Дана почувствовала стук в правом виске и потерла лоб, чтобы смягчить боль. Солнце уже встало, и его лучи проникли через большое оконное стекло. Дана мрачно подумала, существует ли такая вещь, как предначертание. Она никогда не знала своих родителей, и теперь ее ребенок вырастет без отца. Она отогнала воспоминания, когда ей так не хватало настоящих родителей, и подумала, не будет ли ее ребенок ощущать одиночество. Она слышала разговор Джосса и Питера, как лучше сказать Гэвину Фоулеру о нерожденном еще ребенке, и их голоса раздражали ее. Наконец она взорвалась:

— Это неправильно. Я никогда не знала своего отца и матери, и теперь мой ребенок никогда не узнает своего отца.

— Дэйнс, — резко сказал Питер. — Ты не хотела, чтобы ребенок встречался с Маршаллом, потому что боялась, как бы он не причинил вреда ребенку. Не забудь это сейчас. Теперь ситуация совсем другая.

— Я знаю. Просто в голову пришла такая мысль. Это кажется чем-то сверхъестественным, вроде злого рока. — Дана нервно мяла в руке подол своего халата. В комнате было слишком тихо. Она взглянула на Джосса и была поражена выражением жалости и боли на его лице, он ошеломленно смотрел на нее. — Я не хотела, дорогой, — торопливо сказала Дана, сообразив, что обидела его, и желая взять свои слова обратно. — Это просто так странно, что мы оба не знаем и не узнаем своих отцов. Пойми, я не имела в виду тебя.

— Он знает, Дэйнс, — взглянув на Джосса, сидящего без движения и рассеянно смотрящего на горизонт за окном, ответил за него Питер, встал, потянулся и громко зевнул. — Я пойду поставлю еще кофе. Вы хотите? — Они покачали головой, и каждый погрузился в свои мысли. Молчали до тех пор, пока не вернулся Питер.

— Я сделаю это, — наконец нарушив тишину, сказала Дана. — Я сама позвоню Гэвину и скажу, что беременна. Но, — ровно добавила она, — я не пойду на похороны, и ноги моей не будет в Детройте.

— Тебе и не придется туда ехать, — рассудительно заметил Питер, обдумав все варианты, прежде чем ответить. — Вероятно, сначала тебе следует поговорить со своими адвокатами, просто чтобы узнать их мнение. Я не могу себе представить, что могут предпринять Фоулеры, что повредит тебе или ребенку. Лучше быть уверенным, прежде чем звонить.

— Почему? Ты думаешь, они могут потребовать, чтобы ребенок воспитывался в Детройте? — спросила Дана.

— Может быть, ну и что? В худшем случае они смогут добиться права видеться с ребенком, чтобы он каждый год проводил какое-то время в Детройте. — Питер допил кофе и поставил чашку на кофейный столик. Джосс откинулся в кресле, слушая их разговор, но лицо его было землистым, а мысли — далеко отсюда. — Я мало знаю о таких делах, но на то и есть адвокаты. Ты ведь можешь не соглашаться на условия Фоулеров, если не захочешь. — Он устало потер глаза и обеими руками пригладил волосы. — Но ты не сможешь игнорировать вероятность того, что ребенку когда-нибудь захочется посетить семью своего отца, Дэйнс. Ты не сможешь совсем отстранить их. Кто знает, что будет потом.

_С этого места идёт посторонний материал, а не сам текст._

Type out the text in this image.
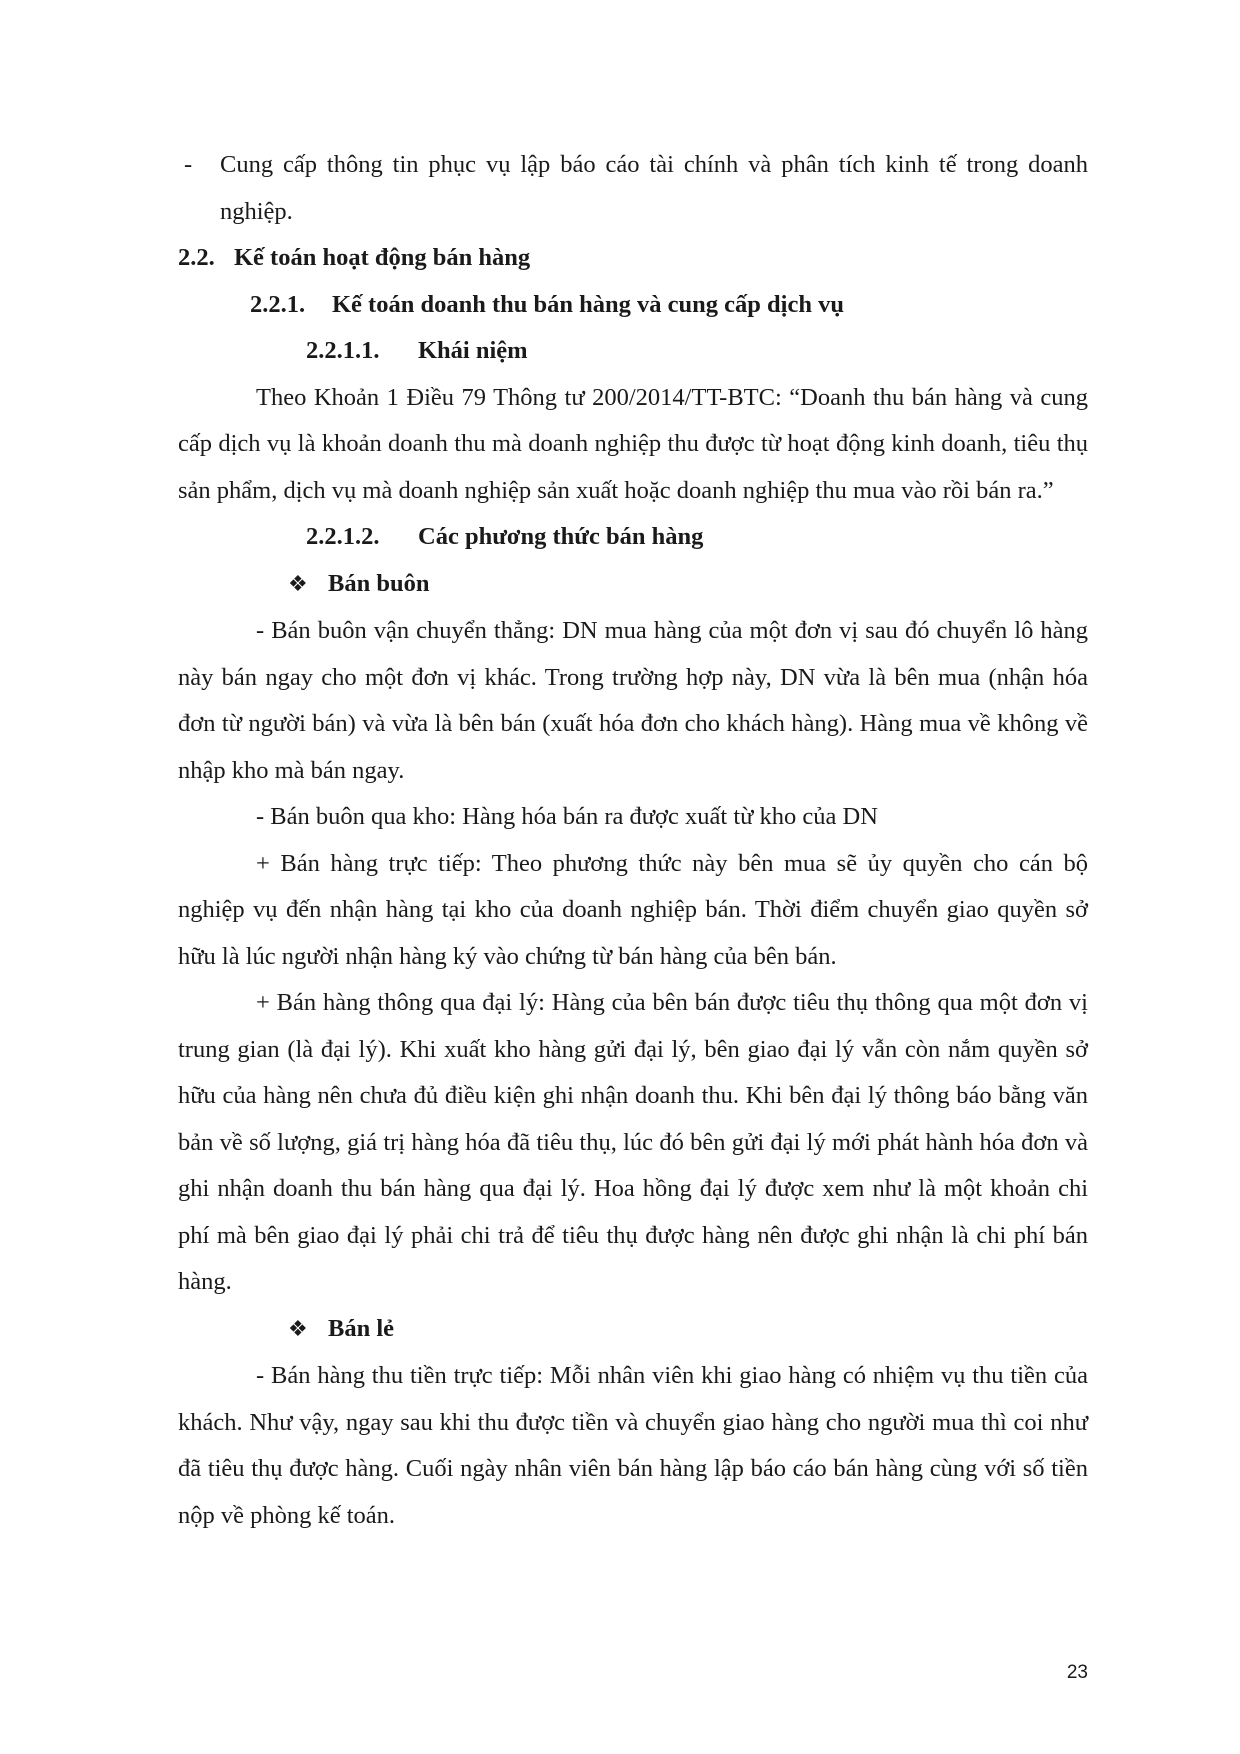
- Cung cấp thông tin phục vụ lập báo cáo tài chính và phân tích kinh tế trong doanh nghiệp.

2.2. Kế toán hoạt động bán hàng

2.2.1. Kế toán doanh thu bán hàng và cung cấp dịch vụ

2.2.1.1. Khái niệm

Theo Khoản 1 Điều 79 Thông tư 200/2014/TT-BTC: “Doanh thu bán hàng và cung cấp dịch vụ là khoản doanh thu mà doanh nghiệp thu được từ hoạt động kinh doanh, tiêu thụ sản phẩm, dịch vụ mà doanh nghiệp sản xuất hoặc doanh nghiệp thu mua vào rồi bán ra.”

2.2.1.2. Các phương thức bán hàng

❖ Bán buôn

- Bán buôn vận chuyển thẳng: DN mua hàng của một đơn vị sau đó chuyển lô hàng này bán ngay cho một đơn vị khác. Trong trường hợp này, DN vừa là bên mua (nhận hóa đơn từ người bán) và vừa là bên bán (xuất hóa đơn cho khách hàng). Hàng mua về không về nhập kho mà bán ngay.

- Bán buôn qua kho: Hàng hóa bán ra được xuất từ kho của DN

+ Bán hàng trực tiếp: Theo phương thức này bên mua sẽ ủy quyền cho cán bộ nghiệp vụ đến nhận hàng tại kho của doanh nghiệp bán. Thời điểm chuyển giao quyền sở hữu là lúc người nhận hàng ký vào chứng từ bán hàng của bên bán.

+ Bán hàng thông qua đại lý: Hàng của bên bán được tiêu thụ thông qua một đơn vị trung gian (là đại lý). Khi xuất kho hàng gửi đại lý, bên giao đại lý vẫn còn nắm quyền sở hữu của hàng nên chưa đủ điều kiện ghi nhận doanh thu. Khi bên đại lý thông báo bằng văn bản về số lượng, giá trị hàng hóa đã tiêu thụ, lúc đó bên gửi đại lý mới phát hành hóa đơn và ghi nhận doanh thu bán hàng qua đại lý. Hoa hồng đại lý được xem như là một khoản chi phí mà bên giao đại lý phải chi trả để tiêu thụ được hàng nên được ghi nhận là chi phí bán hàng.

❖ Bán lẻ

- Bán hàng thu tiền trực tiếp: Mỗi nhân viên khi giao hàng có nhiệm vụ thu tiền của khách. Như vậy, ngay sau khi thu được tiền và chuyển giao hàng cho người mua thì coi như đã tiêu thụ được hàng. Cuối ngày nhân viên bán hàng lập báo cáo bán hàng cùng với số tiền nộp về phòng kế toán.

23
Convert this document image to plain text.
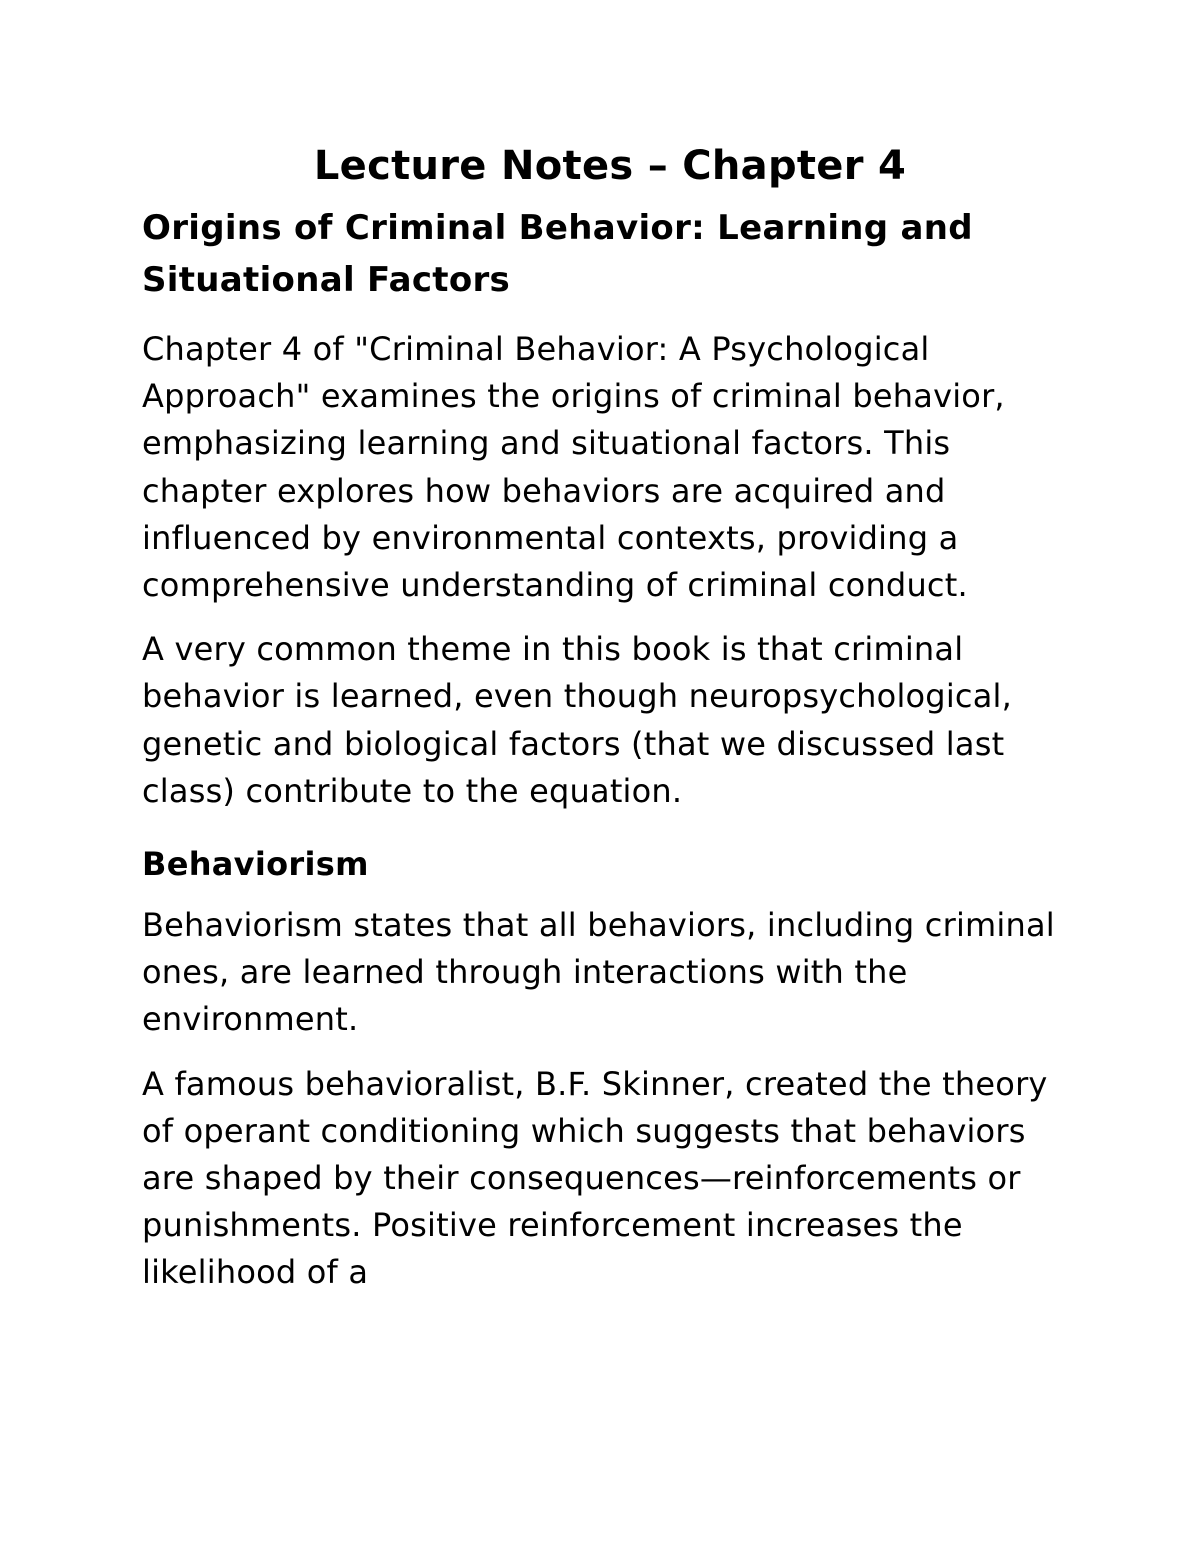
Lecture Notes – Chapter 4
Origins of Criminal Behavior: Learning and Situational Factors

Chapter 4 of "Criminal Behavior: A Psychological Approach" examines the origins of criminal behavior, emphasizing learning and situational factors. This chapter explores how behaviors are acquired and influenced by environmental contexts, providing a comprehensive understanding of criminal conduct.

A very common theme in this book is that criminal behavior is learned, even though neuropsychological, genetic and biological factors (that we discussed last class) contribute to the equation.

Behaviorism

Behaviorism states that all behaviors, including criminal ones, are learned through interactions with the environment.

A famous behavioralist, B.F. Skinner, created the theory of operant conditioning which suggests that behaviors are shaped by their consequences—reinforcements or punishments. Positive reinforcement increases the likelihood of a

— Господи, как все сложно. Я знаю, что ты прав, но мне это надоело. — Дана стала ходить по комнате, слегка тронула Джосса за плечо, как бы извиняясь за свою несдержанность. Он накрыл ее руку своей и пожал. За окном на горизонте появились рыбацкие катера и несколько серферов, ожидавших высоких волн на своих досках. — Я не могу сделать это сегодня. Мне нужно время. Завтра позвоню в Нью-Йорк, а потом Гэвину. — Она беспокойно посмотрела на Питера и отца. — Но вы будете здесь, правда? Я беру все на себя, только будьте, пожалуйста, рядом.

— Конечно. — Джосс поднялся, застегнул свой плащ и завязал пояс. — Почему бы вам не пойти ко мне домой? Констанс беспокоится о тебе, Дана, и велела привести тебя. — Он посмотрел на часы. — Пойдем через пляж. Еще довольно рано.

— Питер?

— Да. — Питер посмотрел на свой халат, под которым были только боксерские трусы, оглядел собеседников и фыркнул. — Только не в таком виде. Мы произведем сенсацию на страницах бульварных газет.

Никто не засмеялся на эту попытку немного развеселить всех, но Дана исчезла в спальне и вернулась через пару минут, одетая в новые слаксы и чистый свитер. Они с Джоссом подождали на террасе, пока не появился аккуратно причесанный Питер, одетый в выгоревшие джинсы и темно-синий свитер из шотландки. Друг за другом они спустились по лестнице к извилистой тропинке, перешли через дорогу и повернули у берега. Молча они направились по пляжу туда, где их ждала Констанс. Дана была в середине, все шли почти в ногу.